The pain-pleasure principle

“Illusions commend themselves to us because they save us pain and allow us to enjoy pleasure instead. We must therefore accept it without complaint when they sometimes collide with a bit of reality against which they are dashed to pieces.”

— Sigmund Freud

Have you ever wondered why clandestine operatives or secret agents, as the Box Office calls them, were trained to take “The pill” if they ever got caught? To them, that was an easy way out of unimaginable pain, even if the act wasn’t pleasurable. One of the greatest psychologists, Sigmund Freud, did exceptional work on this concept. He came up with a principle that sheds light on how pain and pleasure act as motivators or demotivators when people want to make choices. The pain-pleasure principle serves as the basis for one of the root causes of decisions we make, and it involves people doing what it takes to avoid pain or gain pleasure. For a better understanding of how this principle works, let’s also look at two scenarios.
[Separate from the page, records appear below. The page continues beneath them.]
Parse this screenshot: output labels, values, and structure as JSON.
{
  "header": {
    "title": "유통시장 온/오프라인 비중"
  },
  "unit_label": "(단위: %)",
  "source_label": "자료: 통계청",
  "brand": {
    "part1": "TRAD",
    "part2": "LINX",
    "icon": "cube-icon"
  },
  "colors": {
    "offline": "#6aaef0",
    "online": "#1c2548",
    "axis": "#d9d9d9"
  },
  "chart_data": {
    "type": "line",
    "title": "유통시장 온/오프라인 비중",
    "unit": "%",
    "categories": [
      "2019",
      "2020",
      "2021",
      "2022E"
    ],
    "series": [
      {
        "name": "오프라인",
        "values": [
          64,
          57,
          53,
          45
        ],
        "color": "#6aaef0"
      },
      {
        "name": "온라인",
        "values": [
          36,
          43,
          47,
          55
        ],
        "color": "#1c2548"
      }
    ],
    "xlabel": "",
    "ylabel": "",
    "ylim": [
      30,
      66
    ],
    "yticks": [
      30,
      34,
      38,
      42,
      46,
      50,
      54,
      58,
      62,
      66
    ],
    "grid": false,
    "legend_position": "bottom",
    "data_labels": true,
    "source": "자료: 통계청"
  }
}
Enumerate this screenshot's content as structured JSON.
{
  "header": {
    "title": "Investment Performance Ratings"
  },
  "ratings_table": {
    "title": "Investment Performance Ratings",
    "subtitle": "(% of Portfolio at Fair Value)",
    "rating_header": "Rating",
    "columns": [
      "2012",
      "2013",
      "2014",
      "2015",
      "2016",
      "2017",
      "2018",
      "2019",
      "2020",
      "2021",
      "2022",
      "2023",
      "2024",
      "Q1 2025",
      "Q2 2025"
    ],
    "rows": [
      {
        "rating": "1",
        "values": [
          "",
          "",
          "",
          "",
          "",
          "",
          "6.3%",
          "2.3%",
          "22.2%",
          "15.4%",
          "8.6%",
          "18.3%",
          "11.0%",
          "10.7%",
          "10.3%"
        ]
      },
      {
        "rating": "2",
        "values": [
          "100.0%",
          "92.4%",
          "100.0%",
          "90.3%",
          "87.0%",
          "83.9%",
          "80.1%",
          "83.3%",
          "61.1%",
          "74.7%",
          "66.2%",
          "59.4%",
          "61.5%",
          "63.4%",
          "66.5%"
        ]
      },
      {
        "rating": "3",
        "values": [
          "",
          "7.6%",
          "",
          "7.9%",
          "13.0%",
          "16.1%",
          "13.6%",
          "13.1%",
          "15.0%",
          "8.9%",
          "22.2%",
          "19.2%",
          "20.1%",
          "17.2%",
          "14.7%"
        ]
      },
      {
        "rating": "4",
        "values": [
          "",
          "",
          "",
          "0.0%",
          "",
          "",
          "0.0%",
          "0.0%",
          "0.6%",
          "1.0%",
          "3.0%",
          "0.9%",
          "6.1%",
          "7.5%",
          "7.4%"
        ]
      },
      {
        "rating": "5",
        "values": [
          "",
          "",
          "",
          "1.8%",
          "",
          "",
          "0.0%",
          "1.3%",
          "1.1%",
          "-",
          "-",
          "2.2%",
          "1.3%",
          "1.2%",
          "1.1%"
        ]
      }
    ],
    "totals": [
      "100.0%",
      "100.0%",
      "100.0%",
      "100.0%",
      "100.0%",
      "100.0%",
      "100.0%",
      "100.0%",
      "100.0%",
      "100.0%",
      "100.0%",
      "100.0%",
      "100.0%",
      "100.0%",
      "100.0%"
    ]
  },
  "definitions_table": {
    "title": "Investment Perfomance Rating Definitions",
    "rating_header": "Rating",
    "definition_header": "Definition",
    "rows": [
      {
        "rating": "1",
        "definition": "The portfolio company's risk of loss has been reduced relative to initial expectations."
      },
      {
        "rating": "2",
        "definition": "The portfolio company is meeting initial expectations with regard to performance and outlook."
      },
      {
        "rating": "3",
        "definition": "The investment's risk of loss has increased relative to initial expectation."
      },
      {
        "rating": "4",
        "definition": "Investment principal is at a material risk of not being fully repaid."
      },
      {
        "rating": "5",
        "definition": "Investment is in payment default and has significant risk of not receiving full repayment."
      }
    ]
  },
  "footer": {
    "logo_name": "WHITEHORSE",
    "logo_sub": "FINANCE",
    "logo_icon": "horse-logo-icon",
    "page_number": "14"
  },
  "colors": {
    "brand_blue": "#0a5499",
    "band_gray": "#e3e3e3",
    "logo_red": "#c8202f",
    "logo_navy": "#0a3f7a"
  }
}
The first is of someone who has been working in an organization for about a decade. They complain about how they don’t like the job and how the company treats them every time. The complaint goes on for years, and yet they are still on the job. At that stage, two things would have been inevitable. The first is that such a person’s complaints won’t change anything, and the second is that the only way out of that situation (the initially identified pain) is to quit his job and look for another one that will give him what he wants least a better offer. However, the thought of being jobless for the next few months until he gets a new job or figures things out (a perceived more enormous pain) makes him hold that thought every other time he thinks of it. He has chosen a lesser pain while avoiding the one he perceives to be much worse to him.

The second scenario is of someone who decides to save for an investment targeted at financial freedom. This person is not necessarily in pain but has agreed to postpone immediate pleasure (perceived to have a short span) for future happiness with a longer duration.

If you notice, you will realize that pleasure and pain served as the reason to demotivate and motivate both people, respectively. One could also ask that, what if the person in the former could persevere that perceived pain to achieve job satisfaction? The answer is that while one can still choose when it comes to pleasure, pain at any level of intensity is undesired, and so, people will always opt for the quickest chance to avoid the pain.

Now that you know the basis of pain and pleasure, can you identify any pain you have been avoiding but will have to face to make progress? Or any pleasure you will have to reject for the primary time for personal development? Once you have identified the items under both categories and can take the bold step, you will make better decisions after that.